The Bizarre World Of American Grocery Bagging

I spend a lot of time at the supermarket these days.

It's amazing how often you go when you have kids. Every other day, my wife will turn to me and say, "Oh, shit! We're out of milk!" Or, "Oh, shit! We need eggs!" Or, "Oh, shit! You ate all the jam out of the jar again, you fat fuck!" And off I'll go. [via deadspin]

I swear, you can spend $100 in a grocery store, bring it home, put it all away, and not have any fucking clue what you just bought. I've done this before, where I'll get all the groceries, bring them home, realize I need lunch, open the fridge, and discover there's still nothing there for lunch. I spent $100, and all I can find to eat are bananas and scallions. It's annoying.

Every time I hit the store, my wife reminds me to bring cloth bags with me. These are the bags you buy for a buck each and reuse so you don't have to use plastic bags and kill all the penguins in Antarctica, or something like that. I never remember to bring these things, and subconsciously, it's because I don't really want to. I know plastic bags will kill the world for future generations. But I don't REALLY give a shit.
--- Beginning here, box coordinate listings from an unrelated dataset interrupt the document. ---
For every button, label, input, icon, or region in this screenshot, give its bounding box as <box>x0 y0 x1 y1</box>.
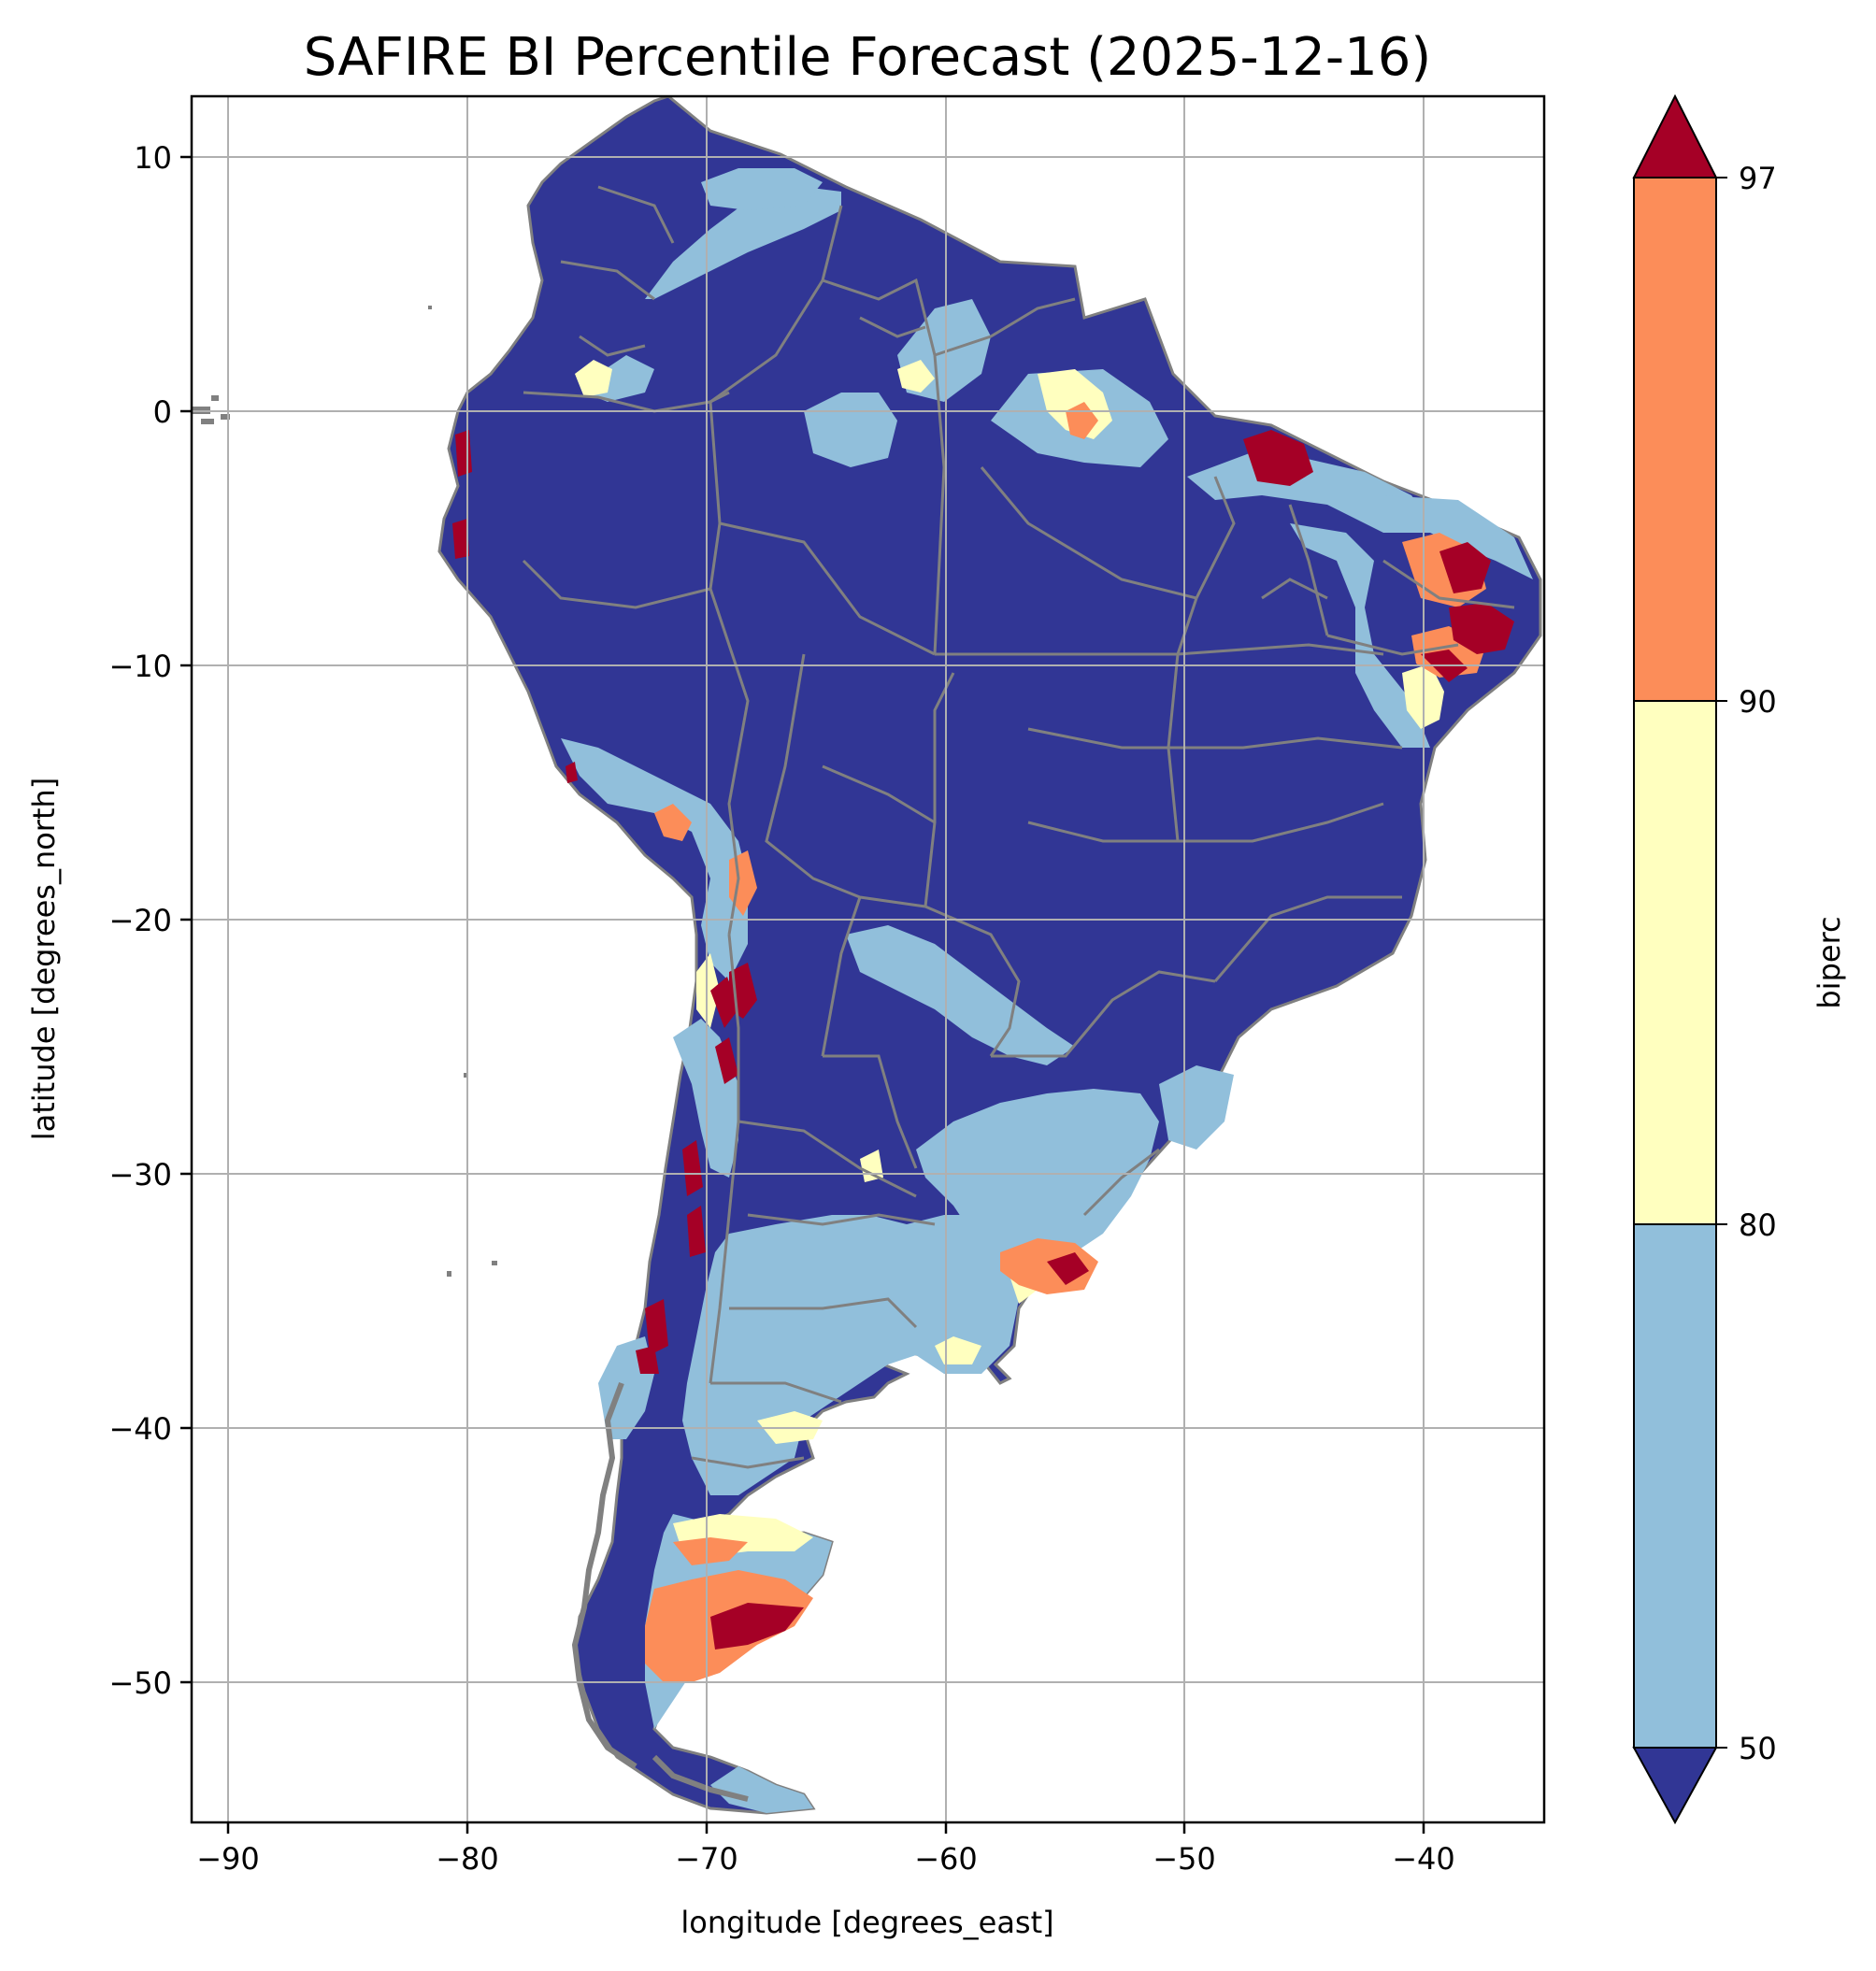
y-tick-label: 10 <box>134 140 172 176</box>
x-tick-label: −60 <box>914 1841 978 1877</box>
y-tick-label: −10 <box>108 649 172 684</box>
x-tick-label: −80 <box>436 1841 499 1877</box>
x-tick-label: −50 <box>1153 1841 1216 1877</box>
borders <box>522 185 1515 1469</box>
gridlines <box>192 96 1544 1822</box>
colorbar-bin-80-90 <box>1633 700 1717 1225</box>
colorbar-extend-low <box>1632 1747 1718 1825</box>
y-axis-label: latitude [degrees_north] <box>26 778 62 1141</box>
colorbar-label: biperc <box>1812 916 1847 1008</box>
southern-archipelago <box>571 1381 749 1802</box>
colorbar-bin-50-80 <box>1633 1223 1717 1749</box>
x-tick-label: −90 <box>196 1841 260 1877</box>
map-title: SAFIRE BI Percentile Forecast (2025-12-1… <box>304 27 1431 88</box>
x-axis <box>226 1822 1425 1834</box>
axes-frame <box>190 94 1546 1824</box>
colorbar-tick-label: 97 <box>1739 161 1777 196</box>
bin-above-97 <box>452 430 1514 1650</box>
y-tick-label: −30 <box>108 1157 172 1193</box>
colorbar-tick-label: 50 <box>1739 1731 1777 1766</box>
y-tick-label: −20 <box>108 903 172 938</box>
x-axis-label: longitude [degrees_east] <box>680 1905 1053 1940</box>
colorbar-bin-90-97 <box>1633 177 1717 702</box>
colorbar-tick-label: 90 <box>1739 684 1777 720</box>
y-tick-label: −40 <box>108 1411 172 1447</box>
y-axis <box>180 155 192 1684</box>
y-tick-label: −50 <box>108 1665 172 1701</box>
colorbar-tick-label: 80 <box>1739 1207 1777 1243</box>
x-tick-label: −70 <box>675 1841 738 1877</box>
x-tick-label: −40 <box>1392 1841 1455 1877</box>
colorbar-extend-high <box>1632 93 1718 179</box>
map-layers <box>192 96 1542 1815</box>
y-tick-label: 0 <box>153 394 172 430</box>
colorbar <box>1632 93 1727 1825</box>
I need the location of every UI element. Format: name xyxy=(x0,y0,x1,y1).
Fuck ‘em. I won't be around. Sink or swim, children.

If they really don't want you to use plastic bags in the grocery store, they should get rid of them. Or they should charge you for them, like Bloomberg wanted to do in New York. Fucking fascist.

I'm the kind of person who never changes unless forced to. I remember I was in England once, and I went to a grocery store. And when I went to checkout, I realized that British supermarkets make you bag your own groceries. And that pissed me off, which is completely fucking insane when you think about it. "Oh, my God! I have to place these items in a bag myself? I can't do that! THIS IS SUCH BULLSHIT!" I'm so used to having the retard bagboy at the end of the aisle doing it that it never occurred to me I have functioning arms that, you know, move, and allow me to get off my ass and do it myself.

So I bagged my own groceries there and quietly bitched to myself about it the whole time. Which is just the laziest, most stereotypical thing an American can possibly do while abroad. "I can't believe I went to a foreign country and things were different! Look at all this energy I'm wasting arranging cereal boxes to fit in this bag!"

This is doubly insane considering that, back here in the States, I will sit there and get all huffy when the retard bagboy bags the items poorly. "Hey, Pepe! Eggs don't go on the fucking bottom! Can I get another pissboy here on Aisle 6? I need someone with a bit more experience here." There are times when there's no bagboy at the end of the aisle, so I'll sit and WAIT while the clerk scans the items and then let them bag it all up. This is idiotic. I'm just sitting there, doing nothing. I could pitch the fuck in. But I don't. I sit and stare at the candy. "Ooh, Whatchamacallit. Haven't had one of those in a while. Hey Rita, you almost finished bagging King Drew's shit?"

American grocery stores are busy places. The reason there's a bagboy, in theory, is to keep things moving along quickly because there are a thousand people in there with a thousand things in their cart and only one fucking aisle open at any given time. And there are chicks with kids and and cripples on scooters all kinds of people that don't have free hands to bag the groceries or whatever. But I'm one of the lazy assholes who games the system and lets other people bag groceries for me simply because I don't want to go to the effort. And that's why this planet is utterly fucking doomed.